Crohn's disease, ulcerative colitis, and normal intestinal lymphocytes express integrins in dissimilar patterns

Abstract

Background/Aims: The integrin family of adhesion molecules on intestinal lamina propria mononuclear cells (LPMNC) was studied using fluorescence-activated cell cytometry. These molecules are implicated in extravascular cell migration and are important regulators of disease. Methods: Using fluorescence-activated cell cytometry, B- and T-cell subsets in the intestines of 10 normal patients, 11 patients with Crohn's disease, and 8 patients with ulcerative colitis were stained with monoclonal antibodies to a panel of integrins. Results: Expression of α integrins on CD3+ T cells and CD19+ B cells was different in normal and inflammatory bowel disease LPMNC. Ulcerative colitis T cells expressed less β1 and α4 and significantly more α2 and α6. There was a difference in α4 and β1 expression between LPMNC B cells from Crohn's disease and normal intestines.

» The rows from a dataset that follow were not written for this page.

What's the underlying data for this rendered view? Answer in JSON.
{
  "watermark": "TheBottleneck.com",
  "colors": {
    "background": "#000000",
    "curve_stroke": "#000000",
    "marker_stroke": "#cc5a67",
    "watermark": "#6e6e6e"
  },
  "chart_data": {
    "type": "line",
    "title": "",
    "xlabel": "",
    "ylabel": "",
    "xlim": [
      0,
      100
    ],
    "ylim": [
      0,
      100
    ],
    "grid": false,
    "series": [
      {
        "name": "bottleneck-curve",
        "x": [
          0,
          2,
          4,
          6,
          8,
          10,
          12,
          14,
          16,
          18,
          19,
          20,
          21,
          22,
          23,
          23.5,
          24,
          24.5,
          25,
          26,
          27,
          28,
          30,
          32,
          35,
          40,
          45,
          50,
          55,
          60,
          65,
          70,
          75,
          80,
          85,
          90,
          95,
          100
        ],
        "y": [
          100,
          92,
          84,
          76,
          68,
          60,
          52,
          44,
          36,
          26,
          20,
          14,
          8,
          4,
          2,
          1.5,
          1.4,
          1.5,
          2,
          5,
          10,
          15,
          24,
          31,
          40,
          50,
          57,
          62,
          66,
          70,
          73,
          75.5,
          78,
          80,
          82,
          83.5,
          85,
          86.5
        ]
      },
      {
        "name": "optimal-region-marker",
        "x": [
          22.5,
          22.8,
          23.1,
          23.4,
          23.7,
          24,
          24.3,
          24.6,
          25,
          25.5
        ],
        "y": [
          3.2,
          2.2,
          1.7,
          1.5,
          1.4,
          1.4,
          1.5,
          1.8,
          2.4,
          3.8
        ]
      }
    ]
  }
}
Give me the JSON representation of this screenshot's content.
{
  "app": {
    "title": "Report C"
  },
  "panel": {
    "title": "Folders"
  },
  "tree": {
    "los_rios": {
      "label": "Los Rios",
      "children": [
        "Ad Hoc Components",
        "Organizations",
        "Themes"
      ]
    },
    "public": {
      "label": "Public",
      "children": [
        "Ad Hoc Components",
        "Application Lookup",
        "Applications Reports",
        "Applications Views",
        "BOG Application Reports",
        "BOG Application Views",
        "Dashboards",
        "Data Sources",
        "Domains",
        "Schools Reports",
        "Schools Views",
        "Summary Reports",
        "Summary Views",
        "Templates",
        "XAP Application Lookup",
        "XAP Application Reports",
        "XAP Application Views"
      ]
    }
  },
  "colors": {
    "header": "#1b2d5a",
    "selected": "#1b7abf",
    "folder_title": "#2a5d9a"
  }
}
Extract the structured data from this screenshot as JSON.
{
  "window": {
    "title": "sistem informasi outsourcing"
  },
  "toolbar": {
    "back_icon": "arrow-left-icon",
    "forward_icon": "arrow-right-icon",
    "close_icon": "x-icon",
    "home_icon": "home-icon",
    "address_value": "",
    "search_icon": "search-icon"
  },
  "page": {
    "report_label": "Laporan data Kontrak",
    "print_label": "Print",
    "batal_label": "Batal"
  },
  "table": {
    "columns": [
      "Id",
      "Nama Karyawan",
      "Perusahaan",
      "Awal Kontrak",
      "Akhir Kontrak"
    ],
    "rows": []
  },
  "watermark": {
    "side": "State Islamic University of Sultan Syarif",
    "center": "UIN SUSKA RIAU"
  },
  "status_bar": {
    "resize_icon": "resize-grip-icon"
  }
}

Sixteen percent of CD19+ LPMNC B cells from Crohn's and 19% of ulcerative colitis LPMNC expressed α2. Crohn's and ulcerative colitis CD19+ LPMNC B cells expressed more α5 integrin than normal specimens. CD3+ T cells and CD19+ B cells expressed α6 only in ulcerative colitis. Ulcerative colitis and Crohn's disease CD19+ LPMNC expressed less α4, consistent with their reciprocal increases of α5 and α2. A difference in β7 (Peyer's patch specific) antigen was observed between inflammatory bowel disease and normal LPMNC for both CD3+ and CD19+ LPMNC. Conclusions: These findings identify the differences of lymphocyte homing capability in inflammatory bowel disease and normal intestine.